Há
dias de porta fechada e sentidos embotados. Os olhos continuam a olhar mas perdem
objecto, entregam-se ao fastio, vivem no pega e larga, saltitando de uma coisa a outra. E as letras são
hieroglifos paralisados nas teclas incógnitas de dedos. São dias dementes, sem um
aceno de ideias, sem o afã de frases que se desenham e redesenham
a apurar o pensamento em acinte de
modista que ajusta tecido ao corpo, afunda aqui uma pinça, alarga ali uma
costura. Nesse tempo, definitivamente, pareço outra.
A
outra tem um lado experimental. Arruma, compra, lima arestas e dá um embalo na
vida. Às vezes, queda-se a vê-la girar na ilusão de estar fora do movimento. Os
sonhos têm nela a amplitude do momento seguinte, nada projecta e pouco pede.
Essa mulher pré histórica e meia bicho, que me habita com força de raiz, é calma
e talvez submissa. As mãos são-lhe tenaz operante e julgo que habita um mundo dextro
e antigo, que não adivinha o advento das máquinas. É muito velha, ela.
Mas
quando as letras me regressam e aos dedos apetece a artimanha das palavras, é nessa
raiz de simplicidade tenebrosa que bebem. Ela é o meu esqueleto pobre e minguado.
Tudo que vem depois, vem sobre ele.
Esta
conversa toda surgiu a propósito das mulheres que o mundo me ofereceu ontem – o
mundo gosta muito de mim e vai-me assim oferecendo uns bombons. A bem dizer o
assunto nem sou eu nem a minha raiz australopiteca. Ora vejam e concluam o que
bem entendam.
Ontem
voltei à ginecologia e a consulta deslizou, a médica foi simpática e não zarpei
para o lugar dos horrores, os exames estavam nos trâmites... a senhora entretida
a digitalizá-los e pergunta, quem é o seu médico? Eu estática e meia atrapalhada,
qual médico, o clínico geral? E ela impaciente, como se eu criança pequena,
não, o seu ginecologista. Eu apanhada de surpresa e palerma de todo, a minha
ginecologista é a doutora. Ela, ai sou eu, pois não me lembrava, está bem, sou
eu. A enfermeira parada, a olhar-me
fixamente. Claro que saí ainda mais
convicta, tenho de mudar de médica. É verdade que não costumamos tomar chá as duas, mas sou sua doente há uns
dez anos e é mais velha que eu. No comments.
Bom.
Mas a minha experiência com médicas ainda não estava concluída. À tarde, depois
de uma consulta que me reatou com a classe - era a segunda consulta e a senhora cometeu
a altíssima proeza de me conhecer -, passei na Gulbenkian onde havia a
apresentação de uma associação de voluntariado para maiores de 55 anos, coisa da minha faixa etária. Eram só
crianças de cabelo branco, todas muito bem comportadas e tal. Estavam assim umas figuras conhecidas, mas na
Gulbenkian é normal, eles e elas não me conhecem e eu também pouco lhes ligo.

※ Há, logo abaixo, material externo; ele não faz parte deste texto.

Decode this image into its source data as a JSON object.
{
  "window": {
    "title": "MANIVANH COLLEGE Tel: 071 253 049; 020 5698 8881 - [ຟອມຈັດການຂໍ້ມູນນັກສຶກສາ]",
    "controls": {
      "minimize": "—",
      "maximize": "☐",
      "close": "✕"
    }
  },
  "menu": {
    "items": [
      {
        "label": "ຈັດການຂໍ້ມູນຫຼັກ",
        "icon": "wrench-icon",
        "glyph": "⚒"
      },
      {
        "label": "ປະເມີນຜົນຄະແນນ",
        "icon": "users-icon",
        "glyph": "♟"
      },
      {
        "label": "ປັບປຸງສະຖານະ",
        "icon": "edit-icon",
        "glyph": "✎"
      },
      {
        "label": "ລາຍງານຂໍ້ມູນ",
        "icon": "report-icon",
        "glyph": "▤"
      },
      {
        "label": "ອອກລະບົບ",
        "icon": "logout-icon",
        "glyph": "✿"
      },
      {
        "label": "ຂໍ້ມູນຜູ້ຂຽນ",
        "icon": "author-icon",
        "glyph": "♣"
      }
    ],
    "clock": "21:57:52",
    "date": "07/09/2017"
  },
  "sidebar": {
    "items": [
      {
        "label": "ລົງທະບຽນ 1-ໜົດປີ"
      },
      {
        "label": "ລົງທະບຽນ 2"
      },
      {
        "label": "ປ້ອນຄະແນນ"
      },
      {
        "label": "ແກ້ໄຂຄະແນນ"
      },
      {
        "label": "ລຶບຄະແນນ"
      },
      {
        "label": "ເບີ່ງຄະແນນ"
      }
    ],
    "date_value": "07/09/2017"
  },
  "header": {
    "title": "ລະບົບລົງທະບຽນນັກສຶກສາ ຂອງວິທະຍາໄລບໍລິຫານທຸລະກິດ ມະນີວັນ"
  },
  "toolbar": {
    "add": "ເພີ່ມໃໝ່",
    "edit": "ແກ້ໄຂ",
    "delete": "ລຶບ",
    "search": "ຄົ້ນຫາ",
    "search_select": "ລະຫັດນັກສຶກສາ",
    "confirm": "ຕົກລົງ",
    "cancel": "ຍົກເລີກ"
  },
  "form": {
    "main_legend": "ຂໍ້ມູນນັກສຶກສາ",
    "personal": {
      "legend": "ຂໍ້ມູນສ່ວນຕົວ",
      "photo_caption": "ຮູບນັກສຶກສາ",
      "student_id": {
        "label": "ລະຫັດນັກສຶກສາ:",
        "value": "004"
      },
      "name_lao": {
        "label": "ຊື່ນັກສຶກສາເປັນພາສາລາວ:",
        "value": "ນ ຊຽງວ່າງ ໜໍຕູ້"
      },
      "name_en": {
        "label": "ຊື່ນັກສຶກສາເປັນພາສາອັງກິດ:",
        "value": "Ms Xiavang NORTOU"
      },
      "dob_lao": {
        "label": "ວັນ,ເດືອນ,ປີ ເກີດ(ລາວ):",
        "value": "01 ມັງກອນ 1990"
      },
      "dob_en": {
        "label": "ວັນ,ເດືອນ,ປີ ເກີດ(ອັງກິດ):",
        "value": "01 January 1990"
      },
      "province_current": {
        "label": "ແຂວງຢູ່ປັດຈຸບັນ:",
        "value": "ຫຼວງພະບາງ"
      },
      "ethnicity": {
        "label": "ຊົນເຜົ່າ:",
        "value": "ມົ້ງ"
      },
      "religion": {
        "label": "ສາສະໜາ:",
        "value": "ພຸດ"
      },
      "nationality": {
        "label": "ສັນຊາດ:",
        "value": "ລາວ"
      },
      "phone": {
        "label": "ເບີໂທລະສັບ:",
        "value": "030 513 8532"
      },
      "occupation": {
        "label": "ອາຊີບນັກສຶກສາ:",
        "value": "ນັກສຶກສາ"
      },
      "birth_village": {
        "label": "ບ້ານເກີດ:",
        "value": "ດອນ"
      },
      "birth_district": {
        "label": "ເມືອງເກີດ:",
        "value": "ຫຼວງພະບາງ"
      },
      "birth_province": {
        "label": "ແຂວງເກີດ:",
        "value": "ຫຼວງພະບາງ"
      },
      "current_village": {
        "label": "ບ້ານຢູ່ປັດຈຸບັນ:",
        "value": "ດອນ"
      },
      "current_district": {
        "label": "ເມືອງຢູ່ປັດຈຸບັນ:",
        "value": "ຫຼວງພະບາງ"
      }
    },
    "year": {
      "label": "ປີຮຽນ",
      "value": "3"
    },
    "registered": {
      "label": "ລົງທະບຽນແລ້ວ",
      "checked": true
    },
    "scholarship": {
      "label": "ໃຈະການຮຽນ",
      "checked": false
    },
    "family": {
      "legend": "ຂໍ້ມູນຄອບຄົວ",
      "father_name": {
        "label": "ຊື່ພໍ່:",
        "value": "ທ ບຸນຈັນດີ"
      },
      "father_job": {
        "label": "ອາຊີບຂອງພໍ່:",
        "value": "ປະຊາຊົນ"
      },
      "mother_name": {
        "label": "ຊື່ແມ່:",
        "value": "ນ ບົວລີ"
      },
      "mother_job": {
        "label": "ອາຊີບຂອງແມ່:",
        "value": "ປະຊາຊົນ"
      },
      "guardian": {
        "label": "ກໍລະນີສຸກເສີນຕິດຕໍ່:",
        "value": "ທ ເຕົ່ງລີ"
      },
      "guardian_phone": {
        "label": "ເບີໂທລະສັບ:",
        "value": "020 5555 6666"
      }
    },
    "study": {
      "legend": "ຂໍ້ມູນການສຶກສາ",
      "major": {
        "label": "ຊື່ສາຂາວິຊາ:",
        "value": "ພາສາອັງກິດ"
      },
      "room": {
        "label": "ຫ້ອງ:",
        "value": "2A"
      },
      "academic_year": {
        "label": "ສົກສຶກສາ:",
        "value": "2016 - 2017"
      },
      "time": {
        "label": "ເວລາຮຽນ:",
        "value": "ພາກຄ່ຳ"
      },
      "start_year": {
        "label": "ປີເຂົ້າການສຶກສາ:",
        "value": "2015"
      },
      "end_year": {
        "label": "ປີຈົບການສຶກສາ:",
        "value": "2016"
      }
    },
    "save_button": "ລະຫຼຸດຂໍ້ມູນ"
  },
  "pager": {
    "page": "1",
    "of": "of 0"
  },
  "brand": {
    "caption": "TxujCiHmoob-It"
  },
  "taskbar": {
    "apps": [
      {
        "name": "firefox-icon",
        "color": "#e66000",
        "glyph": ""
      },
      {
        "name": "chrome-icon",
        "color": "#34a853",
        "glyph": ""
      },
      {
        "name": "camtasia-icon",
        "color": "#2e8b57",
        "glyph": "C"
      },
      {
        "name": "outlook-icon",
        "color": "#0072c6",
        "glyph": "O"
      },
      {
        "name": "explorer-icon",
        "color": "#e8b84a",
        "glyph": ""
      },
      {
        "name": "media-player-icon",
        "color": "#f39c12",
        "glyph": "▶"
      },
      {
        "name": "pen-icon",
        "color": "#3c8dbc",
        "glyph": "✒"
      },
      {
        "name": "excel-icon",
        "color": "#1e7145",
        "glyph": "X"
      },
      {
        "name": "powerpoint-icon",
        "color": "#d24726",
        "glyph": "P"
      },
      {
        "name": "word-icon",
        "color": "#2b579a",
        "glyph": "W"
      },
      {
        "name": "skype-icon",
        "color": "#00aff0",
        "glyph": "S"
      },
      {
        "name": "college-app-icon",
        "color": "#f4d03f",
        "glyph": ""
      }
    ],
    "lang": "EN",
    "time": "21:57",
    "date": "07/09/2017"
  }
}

Eis senão quando abrem a perguntas na assistência – chego quase sempre atrasada
e só oiço as perguntas – e salta uma médica a dizer que não há direito – usou
termos mais adequados ao lugar -, quem tem mais de setenta anos deseja
trabalhar e vê-se a braços com a reforma. E deu exemplos: o professor Sobrinho
Simões (o meu quase herói, está só um degrauzinho abaixo do Lech Valesa do
antigamente), o professor Daniel Sampaio que tem aquele olhar esquisito que a gente sabe, o professor João Lobo Antunes, que
até morreu quase a seguir e só faltou a garota deitar culpas à reforma. Estes
três coitados – ela não se lembrou de outros -
foram compulsivamente empurrados para a reforma; e eu, Beatriz, fiquei com
uma peninha deles desgraçada. Afirmou a ex.ma médica que estavam envolvidos em
projectos e tiveram de abandonar e regressar a penates. Só porque cometeram o
pecado de terem para aí uns setenta e tal anos (mas então o meu semi herói já é
tão velho?! Mau Maria). Imagino que a esta hora andem a aspirar, limpar o pó,
ir às compras. Não contente com este petardo, acrescentou a dama que aos
setenta as pessoas são muito válidas e deviam continuar a trabalhar porque
querem trabalhar, estão cheias de vontade de fazer coisas. E de trabalhar
(voltou a frisar). E toda a gente a abanar a cabeça que sim.